La Bhagavad-gita confirme que Krsna est le But du savoir védique. Il est dit, d'autre part, dans la Brahma-samhita, que trouver Krsna, Dieu, la Personne Suprême, à travers une lecture systématique des Ecrits védiques représente un travail des plus malaisés. Au contraire, il est facile de Le voir à travers la miséricorde de Son pur dévot. Les purs bhaktas de Vrndavana connaissent un heureux sort, car ils peuvent voir Mukunda, Sri Krsna, constamment. Mukunda: ce nom peut être compris de deux manières. Muk signifie libération. Sri Krsna possède le pouvoir d'accorder la libération, et donc également la félicité spirituelle. Le mot fait aussi allusion à Son visage souriant, lequel ressemble tout à fait à la fleur kunda. Notons que mukha signifie visage. La fleur kunda est très belle et semble sourire.

Ce qui différencie des autres bhaktas les purs bhaktas de Vrdavana, c'est qu'ils n'ont qu'un désir: se trouver en la compagnie de Krsna. Et Krsna, toujours très bon envers Ses dévots, comble leur désir: ainsi, parce qu'ils aspirent constamment à Sa compagnie, Lui Se tient toujours prêt à la leur accorder. Les bhaktas de Vrdavana aiment le Seigneur d'un amour spontané. Pour eux, nul besoin de principes régulateurs. Ils ne leur est pas demandé de les suivre strictement, car ils ont déjà développé, de façon spontanée, un amour absolu pour Krsna.
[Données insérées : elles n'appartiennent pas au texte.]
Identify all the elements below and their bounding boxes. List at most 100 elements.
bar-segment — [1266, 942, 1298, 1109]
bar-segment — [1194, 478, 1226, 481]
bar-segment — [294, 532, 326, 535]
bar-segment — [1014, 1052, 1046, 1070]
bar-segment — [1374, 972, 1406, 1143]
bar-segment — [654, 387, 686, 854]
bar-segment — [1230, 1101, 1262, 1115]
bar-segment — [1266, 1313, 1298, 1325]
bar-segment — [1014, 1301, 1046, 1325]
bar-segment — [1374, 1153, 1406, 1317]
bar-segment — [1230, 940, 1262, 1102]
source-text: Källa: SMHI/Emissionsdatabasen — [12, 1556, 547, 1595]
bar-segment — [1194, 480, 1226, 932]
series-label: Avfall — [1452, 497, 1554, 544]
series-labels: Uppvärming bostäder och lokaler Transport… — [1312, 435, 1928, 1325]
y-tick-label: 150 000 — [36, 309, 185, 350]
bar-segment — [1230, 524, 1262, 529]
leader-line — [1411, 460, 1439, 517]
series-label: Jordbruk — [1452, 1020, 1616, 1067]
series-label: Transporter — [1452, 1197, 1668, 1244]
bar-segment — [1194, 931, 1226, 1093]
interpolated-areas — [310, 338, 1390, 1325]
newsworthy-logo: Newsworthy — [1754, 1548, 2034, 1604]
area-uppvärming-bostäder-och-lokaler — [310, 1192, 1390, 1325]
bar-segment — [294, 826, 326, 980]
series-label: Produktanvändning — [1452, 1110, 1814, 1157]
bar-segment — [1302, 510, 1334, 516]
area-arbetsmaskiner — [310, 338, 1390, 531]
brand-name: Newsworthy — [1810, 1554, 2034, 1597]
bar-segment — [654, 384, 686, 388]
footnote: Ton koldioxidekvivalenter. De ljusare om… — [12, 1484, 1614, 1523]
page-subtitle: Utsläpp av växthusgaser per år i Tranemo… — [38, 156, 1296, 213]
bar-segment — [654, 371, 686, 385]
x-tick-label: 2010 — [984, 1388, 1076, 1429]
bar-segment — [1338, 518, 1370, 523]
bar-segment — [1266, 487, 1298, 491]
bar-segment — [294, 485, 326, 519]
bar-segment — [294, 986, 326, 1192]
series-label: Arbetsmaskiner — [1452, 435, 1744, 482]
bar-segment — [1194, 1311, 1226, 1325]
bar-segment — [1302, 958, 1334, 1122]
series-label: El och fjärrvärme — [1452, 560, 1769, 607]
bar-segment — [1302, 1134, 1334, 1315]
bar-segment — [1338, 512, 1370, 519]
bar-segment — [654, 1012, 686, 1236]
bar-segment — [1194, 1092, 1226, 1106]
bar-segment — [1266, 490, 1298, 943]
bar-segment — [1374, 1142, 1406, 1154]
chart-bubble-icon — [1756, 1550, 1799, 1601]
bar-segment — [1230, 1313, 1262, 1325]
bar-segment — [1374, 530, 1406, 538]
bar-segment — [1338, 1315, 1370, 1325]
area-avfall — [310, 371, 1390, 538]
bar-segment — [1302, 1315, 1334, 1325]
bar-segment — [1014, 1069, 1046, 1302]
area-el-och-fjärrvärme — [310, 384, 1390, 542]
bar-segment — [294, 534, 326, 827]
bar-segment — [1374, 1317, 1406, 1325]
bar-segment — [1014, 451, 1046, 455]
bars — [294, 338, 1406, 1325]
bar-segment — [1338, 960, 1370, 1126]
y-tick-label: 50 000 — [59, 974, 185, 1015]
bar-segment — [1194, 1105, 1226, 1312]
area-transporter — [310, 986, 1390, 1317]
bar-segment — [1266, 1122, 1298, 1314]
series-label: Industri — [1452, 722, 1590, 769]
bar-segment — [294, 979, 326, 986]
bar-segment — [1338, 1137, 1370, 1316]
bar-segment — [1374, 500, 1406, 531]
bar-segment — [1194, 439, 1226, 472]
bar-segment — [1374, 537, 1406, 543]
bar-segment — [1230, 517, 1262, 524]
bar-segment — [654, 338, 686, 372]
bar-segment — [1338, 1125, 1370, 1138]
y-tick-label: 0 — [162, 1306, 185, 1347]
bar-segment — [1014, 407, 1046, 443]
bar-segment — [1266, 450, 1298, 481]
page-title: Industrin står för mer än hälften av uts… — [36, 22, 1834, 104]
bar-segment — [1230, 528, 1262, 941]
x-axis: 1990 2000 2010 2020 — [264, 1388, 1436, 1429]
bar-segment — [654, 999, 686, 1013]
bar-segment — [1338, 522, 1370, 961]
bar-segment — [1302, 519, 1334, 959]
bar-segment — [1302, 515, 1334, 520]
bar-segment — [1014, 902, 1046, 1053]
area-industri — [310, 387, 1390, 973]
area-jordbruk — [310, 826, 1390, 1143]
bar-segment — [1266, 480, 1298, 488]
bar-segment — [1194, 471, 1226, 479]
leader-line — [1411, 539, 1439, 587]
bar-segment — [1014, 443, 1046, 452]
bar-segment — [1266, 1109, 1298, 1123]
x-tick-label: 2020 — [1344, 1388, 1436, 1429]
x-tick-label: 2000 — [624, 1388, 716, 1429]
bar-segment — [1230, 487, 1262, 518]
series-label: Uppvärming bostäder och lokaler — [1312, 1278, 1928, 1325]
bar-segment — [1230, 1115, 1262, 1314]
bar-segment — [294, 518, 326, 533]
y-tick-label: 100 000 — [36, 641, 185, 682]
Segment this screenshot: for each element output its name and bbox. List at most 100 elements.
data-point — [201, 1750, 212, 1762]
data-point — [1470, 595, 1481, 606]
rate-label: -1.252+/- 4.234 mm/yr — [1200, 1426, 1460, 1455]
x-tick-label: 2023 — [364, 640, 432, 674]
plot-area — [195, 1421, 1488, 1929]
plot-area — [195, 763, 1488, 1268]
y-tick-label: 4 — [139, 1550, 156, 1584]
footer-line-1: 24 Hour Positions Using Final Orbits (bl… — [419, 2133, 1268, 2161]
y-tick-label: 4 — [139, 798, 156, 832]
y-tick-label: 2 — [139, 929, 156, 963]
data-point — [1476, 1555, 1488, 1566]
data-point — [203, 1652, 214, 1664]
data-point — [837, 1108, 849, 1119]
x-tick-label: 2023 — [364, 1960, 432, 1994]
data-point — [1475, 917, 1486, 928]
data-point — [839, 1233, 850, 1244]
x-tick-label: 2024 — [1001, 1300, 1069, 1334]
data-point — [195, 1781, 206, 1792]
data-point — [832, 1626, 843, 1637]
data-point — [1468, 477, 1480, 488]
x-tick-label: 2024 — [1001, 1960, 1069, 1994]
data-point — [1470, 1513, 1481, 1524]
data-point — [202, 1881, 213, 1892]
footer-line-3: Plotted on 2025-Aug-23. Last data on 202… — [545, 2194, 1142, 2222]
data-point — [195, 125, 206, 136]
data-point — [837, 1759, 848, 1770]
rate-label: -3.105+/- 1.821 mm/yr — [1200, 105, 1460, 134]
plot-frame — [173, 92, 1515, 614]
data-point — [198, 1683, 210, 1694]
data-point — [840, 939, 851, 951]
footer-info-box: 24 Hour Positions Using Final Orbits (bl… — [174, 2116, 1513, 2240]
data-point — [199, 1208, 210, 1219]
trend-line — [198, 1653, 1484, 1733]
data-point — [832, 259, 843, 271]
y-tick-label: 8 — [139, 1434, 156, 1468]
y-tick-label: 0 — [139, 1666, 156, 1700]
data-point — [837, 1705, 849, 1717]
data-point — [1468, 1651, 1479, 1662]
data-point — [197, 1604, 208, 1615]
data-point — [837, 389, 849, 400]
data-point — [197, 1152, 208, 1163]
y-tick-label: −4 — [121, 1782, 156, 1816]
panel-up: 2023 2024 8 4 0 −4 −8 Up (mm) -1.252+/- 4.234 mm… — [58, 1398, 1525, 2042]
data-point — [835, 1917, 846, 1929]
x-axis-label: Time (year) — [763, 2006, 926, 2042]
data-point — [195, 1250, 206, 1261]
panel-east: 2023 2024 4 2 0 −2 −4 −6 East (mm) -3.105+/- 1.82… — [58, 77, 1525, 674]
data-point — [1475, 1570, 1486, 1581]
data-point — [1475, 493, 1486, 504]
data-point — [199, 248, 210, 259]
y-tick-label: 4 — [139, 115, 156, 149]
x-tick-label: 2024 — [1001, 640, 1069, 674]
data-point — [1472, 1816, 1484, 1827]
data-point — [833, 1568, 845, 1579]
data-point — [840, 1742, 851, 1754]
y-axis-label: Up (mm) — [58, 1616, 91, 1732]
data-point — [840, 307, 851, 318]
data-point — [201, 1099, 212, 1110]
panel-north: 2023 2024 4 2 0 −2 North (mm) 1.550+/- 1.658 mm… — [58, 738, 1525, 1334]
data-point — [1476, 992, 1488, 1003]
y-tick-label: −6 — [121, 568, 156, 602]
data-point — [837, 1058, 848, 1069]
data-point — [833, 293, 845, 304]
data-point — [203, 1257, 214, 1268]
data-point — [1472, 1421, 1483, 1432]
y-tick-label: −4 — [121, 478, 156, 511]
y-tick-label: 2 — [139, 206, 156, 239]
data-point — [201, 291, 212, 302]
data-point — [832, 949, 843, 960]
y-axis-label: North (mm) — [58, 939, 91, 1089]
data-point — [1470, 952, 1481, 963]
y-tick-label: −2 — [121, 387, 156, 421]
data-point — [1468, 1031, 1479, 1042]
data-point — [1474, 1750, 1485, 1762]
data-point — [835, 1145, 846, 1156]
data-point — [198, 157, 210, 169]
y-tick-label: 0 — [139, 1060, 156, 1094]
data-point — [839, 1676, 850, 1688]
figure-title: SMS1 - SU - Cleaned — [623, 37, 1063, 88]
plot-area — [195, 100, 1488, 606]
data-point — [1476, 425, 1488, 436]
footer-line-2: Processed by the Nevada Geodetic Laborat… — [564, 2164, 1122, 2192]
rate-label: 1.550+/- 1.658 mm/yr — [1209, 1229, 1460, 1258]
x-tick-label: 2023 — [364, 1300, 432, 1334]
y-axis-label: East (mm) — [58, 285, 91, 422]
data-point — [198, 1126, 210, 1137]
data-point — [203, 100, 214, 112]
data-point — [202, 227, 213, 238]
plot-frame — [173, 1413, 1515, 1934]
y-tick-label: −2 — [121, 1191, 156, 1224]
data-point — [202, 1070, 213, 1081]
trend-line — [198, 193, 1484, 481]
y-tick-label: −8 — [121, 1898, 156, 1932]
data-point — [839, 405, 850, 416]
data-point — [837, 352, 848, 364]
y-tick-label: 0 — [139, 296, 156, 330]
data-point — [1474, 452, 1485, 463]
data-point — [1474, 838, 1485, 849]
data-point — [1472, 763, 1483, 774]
Les principes régulateurs sont indispensables à ceux qui n'ont pas encore atteint le niveau de l'amour absolu. Brahma, par exemple, bien qu'il soit aussi un dévot du Seigneur, se doit d'observer les principes régulateurs. S'il implore Krsna de lui accorder la chance de renaître à Vrdavana, c'est pour être par là élevé au niveau de l'amour spontané.

Brahmaji poursuivit: «0 Seigneur, cette question survient parfois: comment Ta Grâce sera-t-Elle capable de rendre, en gratitude, le service de dévotion des habitants de Vrndavana? Oui, je Te sais la Source Suprême de toute bénédiction, mais l'interrogation demeure: comment T'acquitteras-Tu? Je songe à combien Tu es bon, magnanime; même Putana, elle qui sous les traits d'une mère affectueuse voulut Te perdre par ruse, obtint la libération et devint Ta mère. D'autres asuras encore, de la même famille, tel Aghasura et Bakasura, connurent aussi les faveurs de la libération. Tout cela me déconcerte. Les habitants de Vrndavana T'ont tout donné, leur corps, leur mental, leur amour, leur foyer. Tout ce qu'ils possèdent est mis au service de Tes desseins. Comment donc pourras-Tu jamais T'acquitter de Ta dette envers eux? Tu T'es déjà donné à Putana! Je crois bien qu'à jamais Tu demeureras leur débiteur. 0 Seigneur, je peux voir que le merveilleux service qu'ils T'offrent résulte de l'utilisation spontanée de tous leurs talents naturels, de tous leurs sentiments, pour Ta satisfaction. Il est dit que l'attachement aux objets matériels et au foyer procède de l'illusion, laquelle conditionne les êtres en ce monde. Mais seuls les êtres en dehors de la Conscience de Krsna y sont sujets; non les habitants de Vrndavana, que n'attache pas leur foyer. Ils ne connaissent aucune entrave, car ils ont tout oublié pour Ton amour; de Toi, ils ont fait l'objet de leur attachement, et de leur foyer un temple, car Tu y es toujours présent. Pour l'homme conscient de Krsna, le foyer n'est pas un obstacle. Pour lui, il n'est non plus nulle question d'illusion.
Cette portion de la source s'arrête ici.